In practice, Euromoney understands, the first of those has not been an issue. The price, plan and structure are all agreed, and Fang is ready to move on to other things (rumoured to be a retail brokerage that would compete head-on with the likes of CICC).
“The interests are aligned,” says someone close to the matter. “The marriage has served its purpose and both sides want to do different things.”
The bigger issue is that Goldman does not see clarity on exactly how to make progress with the regulator and is inclined to wait until there is a clear path to outright control.
In theory, 100% ownership of these ventures should be permitted within three years of the original announcement, so by April 2021. But the environment – from macro-level concerns like the trade war with the US to more specific worries about frequent changes among CSRC executives – does not allow anyone to be absolutely certain about what will happen and when.
All Goldman is losing in not moving to 51% is the equity participation.

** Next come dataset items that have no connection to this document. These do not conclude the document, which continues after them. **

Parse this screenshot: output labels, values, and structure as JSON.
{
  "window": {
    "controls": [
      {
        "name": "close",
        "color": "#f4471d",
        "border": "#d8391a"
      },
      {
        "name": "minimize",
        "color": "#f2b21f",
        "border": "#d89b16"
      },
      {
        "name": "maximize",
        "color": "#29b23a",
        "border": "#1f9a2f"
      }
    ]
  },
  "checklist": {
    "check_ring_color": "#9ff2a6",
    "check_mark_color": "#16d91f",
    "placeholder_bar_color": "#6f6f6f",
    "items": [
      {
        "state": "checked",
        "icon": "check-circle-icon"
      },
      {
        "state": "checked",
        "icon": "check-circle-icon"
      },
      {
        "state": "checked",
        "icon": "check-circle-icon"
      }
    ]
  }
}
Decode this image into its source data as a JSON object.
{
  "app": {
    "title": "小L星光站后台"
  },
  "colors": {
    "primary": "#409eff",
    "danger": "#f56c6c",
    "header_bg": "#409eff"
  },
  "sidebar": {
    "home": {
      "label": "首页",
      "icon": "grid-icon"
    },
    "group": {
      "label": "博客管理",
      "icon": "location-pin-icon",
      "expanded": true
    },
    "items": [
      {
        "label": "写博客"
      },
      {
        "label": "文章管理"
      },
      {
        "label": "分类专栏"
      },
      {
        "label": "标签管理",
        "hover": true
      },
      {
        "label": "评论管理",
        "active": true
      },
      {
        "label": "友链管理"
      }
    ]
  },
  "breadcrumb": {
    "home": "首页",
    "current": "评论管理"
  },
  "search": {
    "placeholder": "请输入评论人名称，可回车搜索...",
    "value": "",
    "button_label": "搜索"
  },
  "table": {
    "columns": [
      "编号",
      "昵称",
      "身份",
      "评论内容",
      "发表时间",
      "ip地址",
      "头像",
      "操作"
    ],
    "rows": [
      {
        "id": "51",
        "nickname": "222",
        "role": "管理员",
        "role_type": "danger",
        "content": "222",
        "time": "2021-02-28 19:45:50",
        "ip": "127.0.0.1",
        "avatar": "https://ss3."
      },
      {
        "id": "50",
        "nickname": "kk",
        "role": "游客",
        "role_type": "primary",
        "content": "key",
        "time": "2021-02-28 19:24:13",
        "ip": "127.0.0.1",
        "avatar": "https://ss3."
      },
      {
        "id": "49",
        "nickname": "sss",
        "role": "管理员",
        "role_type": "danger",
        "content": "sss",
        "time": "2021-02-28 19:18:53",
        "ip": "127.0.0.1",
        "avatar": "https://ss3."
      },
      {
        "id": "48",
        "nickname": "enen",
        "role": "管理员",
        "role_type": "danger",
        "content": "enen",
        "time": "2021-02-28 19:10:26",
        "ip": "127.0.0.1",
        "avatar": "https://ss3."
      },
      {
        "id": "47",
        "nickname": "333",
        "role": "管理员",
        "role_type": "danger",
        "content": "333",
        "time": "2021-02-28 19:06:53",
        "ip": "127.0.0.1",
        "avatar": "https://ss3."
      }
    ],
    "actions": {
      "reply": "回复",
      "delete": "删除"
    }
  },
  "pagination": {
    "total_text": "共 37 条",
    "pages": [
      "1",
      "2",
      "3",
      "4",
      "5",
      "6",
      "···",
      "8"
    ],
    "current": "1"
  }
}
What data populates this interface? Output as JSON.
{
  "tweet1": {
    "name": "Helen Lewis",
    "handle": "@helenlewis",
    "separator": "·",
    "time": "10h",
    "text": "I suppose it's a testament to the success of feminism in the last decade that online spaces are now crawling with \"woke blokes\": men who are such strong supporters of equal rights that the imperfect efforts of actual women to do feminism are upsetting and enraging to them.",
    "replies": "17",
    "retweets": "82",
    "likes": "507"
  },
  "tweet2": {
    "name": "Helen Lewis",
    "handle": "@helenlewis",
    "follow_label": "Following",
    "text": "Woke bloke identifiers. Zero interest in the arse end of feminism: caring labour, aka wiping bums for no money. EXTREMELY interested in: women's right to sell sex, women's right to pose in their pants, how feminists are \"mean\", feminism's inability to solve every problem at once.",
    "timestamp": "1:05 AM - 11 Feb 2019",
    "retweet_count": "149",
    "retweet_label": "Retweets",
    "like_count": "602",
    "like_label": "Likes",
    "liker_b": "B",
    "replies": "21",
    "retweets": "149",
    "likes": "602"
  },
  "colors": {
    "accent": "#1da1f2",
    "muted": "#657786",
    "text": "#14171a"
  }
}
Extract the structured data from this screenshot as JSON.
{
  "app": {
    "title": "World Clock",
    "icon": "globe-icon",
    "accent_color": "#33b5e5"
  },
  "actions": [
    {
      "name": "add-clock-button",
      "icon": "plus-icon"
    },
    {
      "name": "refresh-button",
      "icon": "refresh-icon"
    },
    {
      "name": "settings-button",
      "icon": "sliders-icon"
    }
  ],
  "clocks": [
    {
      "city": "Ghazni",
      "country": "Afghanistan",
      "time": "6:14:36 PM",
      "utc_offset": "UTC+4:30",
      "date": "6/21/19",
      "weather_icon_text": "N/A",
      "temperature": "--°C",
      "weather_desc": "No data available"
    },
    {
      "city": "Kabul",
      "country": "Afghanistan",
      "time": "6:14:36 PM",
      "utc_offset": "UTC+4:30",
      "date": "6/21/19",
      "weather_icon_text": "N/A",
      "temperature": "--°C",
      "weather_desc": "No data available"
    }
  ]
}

Since it has management control already and as much integration with the international business as is permitted, there is not much to be gained in taking a bureaucratically complex interim step if it might be able to go the whole way in one go later.
After all, the process will not be straightforward. If it took regulators the best part of two years to approve HSBC’s green-field JV, how long will it take to decide whether Goldman can move the licensed businesses from Beijing Gao Hua into the joint venture structure and then take a majority stake in that, or whether they will have to seek new licences afresh?
Still, there is nothing to suggest that this is any more than a matter of paperwork and patience, but Goldman should expect to have to employ plenty of both.
Other banks are also looking ahead to the potential for full ownership.
UBS does not intend to automatically push for 100% in two years when it seems it would be permitted to do so.
“For us, it’s a question strategically: do we want to buy out everyone else?” says Qian. “Maybe there are arguments that we don’t need to. The Beijing municipal government is likely to be a long-term partner. We want a much bigger share of a much bigger pie and we don’t necessarily need 100% of this platform.”
“We have no plans to push out our partners. Having our partners is useful,” he says. “We are talking about major municipalities, and having partners like these helps with business. It’s good to be in a joint venture with them.”
So, UBS is unlikely to pursue 100% ownership when it becomes possible?
“Whilst we are interested in increasing our stake beyond 51%, we would have to look at the rationale of being wholly owned with no partner,” says Weber. “But given some of the business we do, it does make sense to have partners.”
What could happen – and this is potentially true of many ventures – is that by injecting more capital in order to grow, partners get diluted anyway.
“Building the business onshore will require investment,” says Weber. “If you need to invest in the business, that’s where public partners might be more reluctant to move ahead in sync with you. That might lead naturally to larger UBS ownership.”
For UBS the aim from here is to try to make China look as much like the bank does in the rest of the world: fully capable in investment banking, private banking and asset management. In private banking, in particular, it is aiming higher.
“We want to build the leading high-end, ultra-high net-worth, high net-worth and family office platform in China, because we are number one elsewhere globally and in Asia,” says Qian. “We want to do it onshore in China.”
As usual, UBS will seek synergies between its three businesses – private banking clients who are entrepreneurs and need capital raising services, for example.
However, it will not automatically go head to head with local competitors in the capital markets.
“At UBS, cross-border is the sweet spot,” Qian says. “And we still focus on wholesale institutional. We do not intend to go too mass affluent to have hundreds of retail outlets as our Chinese friends do, offering retail services.
“For certain businesses, which we can’t play to our strength, we prefer to sit on the sidelines.”